Lemma 1 (Termination)
The algorithm terminates.

Note that each node removed from the priority queue at line 13 is
inserted into the closed set $C$ at line 18. Now, the line 23 will not
reintroduce the same node to $Q$ and so, $Q$ eventually becomes empty (unless
the algorithm terminates earlier in case the required potential is collected).

Lemma 2 (Optimality)
The algorithm finds most cost-effective loans.

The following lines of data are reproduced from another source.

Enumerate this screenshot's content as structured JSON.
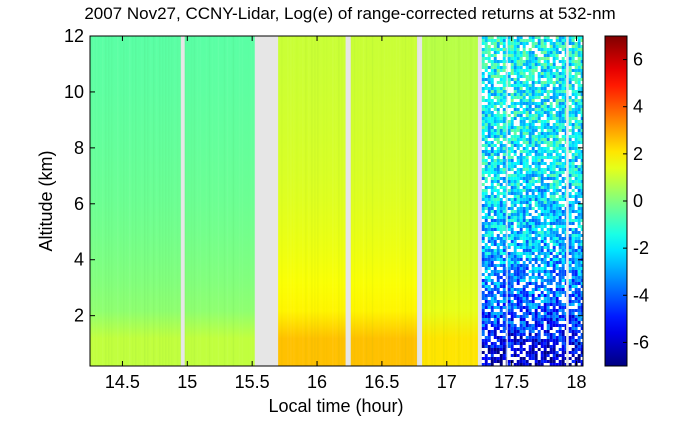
{
  "chart_data": {
    "type": "heatmap",
    "title": "2007 Nov27, CCNY-Lidar, Log(e) of range-corrected returns at 532-nm",
    "xlabel": "Local time (hour)",
    "ylabel": "Altitude (km)",
    "xlim": [
      14.25,
      18.05
    ],
    "ylim": [
      0.2,
      12
    ],
    "x_ticks": [
      {
        "value": 14.5,
        "label": "14.5"
      },
      {
        "value": 15,
        "label": "15"
      },
      {
        "value": 15.5,
        "label": "15.5"
      },
      {
        "value": 16,
        "label": "16"
      },
      {
        "value": 16.5,
        "label": "16.5"
      },
      {
        "value": 17,
        "label": "17"
      },
      {
        "value": 17.5,
        "label": "17.5"
      },
      {
        "value": 18,
        "label": "18"
      }
    ],
    "y_ticks": [
      {
        "value": 2,
        "label": "2"
      },
      {
        "value": 4,
        "label": "4"
      },
      {
        "value": 6,
        "label": "6"
      },
      {
        "value": 8,
        "label": "8"
      },
      {
        "value": 10,
        "label": "10"
      },
      {
        "value": 12,
        "label": "12"
      }
    ],
    "colorbar": {
      "range": [
        -7,
        7
      ],
      "colormap": "jet",
      "ticks": [
        {
          "value": 6,
          "label": "6"
        },
        {
          "value": 4,
          "label": "4"
        },
        {
          "value": 2,
          "label": "2"
        },
        {
          "value": 0,
          "label": "0"
        },
        {
          "value": -2,
          "label": "-2"
        },
        {
          "value": -4,
          "label": "-4"
        },
        {
          "value": -6,
          "label": "-6"
        }
      ]
    },
    "data_gaps_hours": [
      [
        14.95,
        14.98
      ],
      [
        15.52,
        15.7
      ],
      [
        16.22,
        16.26
      ],
      [
        16.77,
        16.81
      ],
      [
        17.24,
        17.27
      ],
      [
        17.46,
        17.47
      ],
      [
        17.92,
        17.94
      ]
    ],
    "segments": [
      {
        "start": 14.25,
        "end": 14.95,
        "surface_value": 0.9,
        "top_value": -0.6,
        "noisy": false
      },
      {
        "start": 14.98,
        "end": 15.52,
        "surface_value": 0.9,
        "top_value": -0.6,
        "noisy": false
      },
      {
        "start": 15.7,
        "end": 16.22,
        "surface_value": 2.6,
        "top_value": 0.9,
        "noisy": false
      },
      {
        "start": 16.26,
        "end": 16.77,
        "surface_value": 2.6,
        "top_value": 0.9,
        "noisy": false
      },
      {
        "start": 16.81,
        "end": 17.24,
        "surface_value": 2.1,
        "top_value": 0.7,
        "noisy": false
      },
      {
        "start": 17.27,
        "end": 17.46,
        "surface_value": -6.5,
        "top_value": -1.5,
        "noisy": true
      },
      {
        "start": 17.47,
        "end": 17.92,
        "surface_value": -6.5,
        "top_value": -1.5,
        "noisy": true
      },
      {
        "start": 17.94,
        "end": 18.05,
        "surface_value": -6.5,
        "top_value": -1.5,
        "noisy": true
      }
    ],
    "gap_color": "#e6e6e6",
    "grid": false
  }
}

The effective interest rate function $I$ implicitly defines a transitive closure
from any actor $u \neq a$ to $a$ assuming the effective interest rate of $u$ is
within the constraint $I(u, a) \leq i$. That way, $a$ loans from all affordable
parents (immediate or intermediate) in a greedy fashion: lend as much as possible
from the most affordable actor, then lend as much as possible from the second most
affordable actor, and so on until the requested potential is collected or there are
no more affordable lenders left. It is easy to see that such strategy minimizes
interest expenses.

Lemma 3 ($d$ is acyclic)
Given a solution direction function $d$,
there exist no actor sequence $\langle u_1, u_2, \dots, u_k \rangle$
such that $d(u_1) = u_2$, $d(u_2) = u_3$, $\dots$, $d(u_{k - 1}) = u_k$ and $d(u_k) = u_1$.

The only way for such a cycle to emerge is to have $\mathfrak{I}(u_1, u_2) =
\mathfrak{I}(u_2, u_3) = \dots = \mathfrak{I}(u_{k-1}, u_k) = \mathfrak{I}(u_k, u_1) = 0$, and to pass in $\infty$ as the required potential. Since it is reasonable
not to accept infinity for the requested potential, and we have the closed list around in the algorithm, this phenomenon cannot appear.
Without loss of generality, suppose the search enters the cycle via $u_1$. When $u_k$ will be
removed from the priority queue, the arc $(u_k, u_1)$ will be ignored by the line 20 since $u_1$ is in $C$, and
so, there is no way $d(u_k)$ could be mapped to $u_1$.

Lemma 4
The sum of all solution potentials cannot exceed $P$.

This is trivially guaranteed by the line 14 and the second test at line 12.

#### 6 Running time analysis

All the operations except **Priority-Queue-Insert**
and **Priority-Queue-Extract-Minimum** run in $\mathcal{O}(1)$ time.
In particular, operations on $\pi, d$ and $C$ may be expected to run in $\mathcal{O}(1)$
on average by resorting to hash-table based maps and sets. With geometric expansion
scheme **[1]**, adding an element to a hash-table based data
structure runs in **amortized** $\mathcal{O}(1)$. (If the load factor reaches its
upper bound, the underlying storage array must be made larger.)

What comes to the priority queue $Q$, it clearly stores graph actors without copies
of a same actor. Now, if we choose a binary heap, both run in $\mathcal{O}(\log V)$ time.
**Priority-Queue-Insert** is called no more than $|E|$
times, and **Priority-Queue-Extract-Minimum** is called once per
node, and so we have the running time $\mathcal{O}(E \log V + V \log V) = \mathcal{O}(E \log V)$. By deploying
a Fibonacci heap instead, we may reduce this to $\mathcal{O}(E + V \log V)$.

#### 7 Future work

We used a very simple interest rate model in our solution, and so it leaves the case where the used interest rate model is more realistic. In general, with initial principal $\mathfrak{A}$, interest rate $r > 0$, the number of compound periods $n$ per time unit, and time since the moment the loan was issued $t$, the balance grows according to \[ \mathfrak{C} = \mathfrak{A}\Bigg( 1 + \frac{r}{n} \Bigg)^{\lfloor nt \rfloor}. \] Also, as $n \to \infty$, $\mathfrak{C} \to \mathfrak{A}e^{rt}$. Combining loans with different parameters in a meaningful way seems to be a non-trivial task but we might address it later.#### 8 References

**[1]**Keeping vectors efficient (Retrieved 2018-03-09.)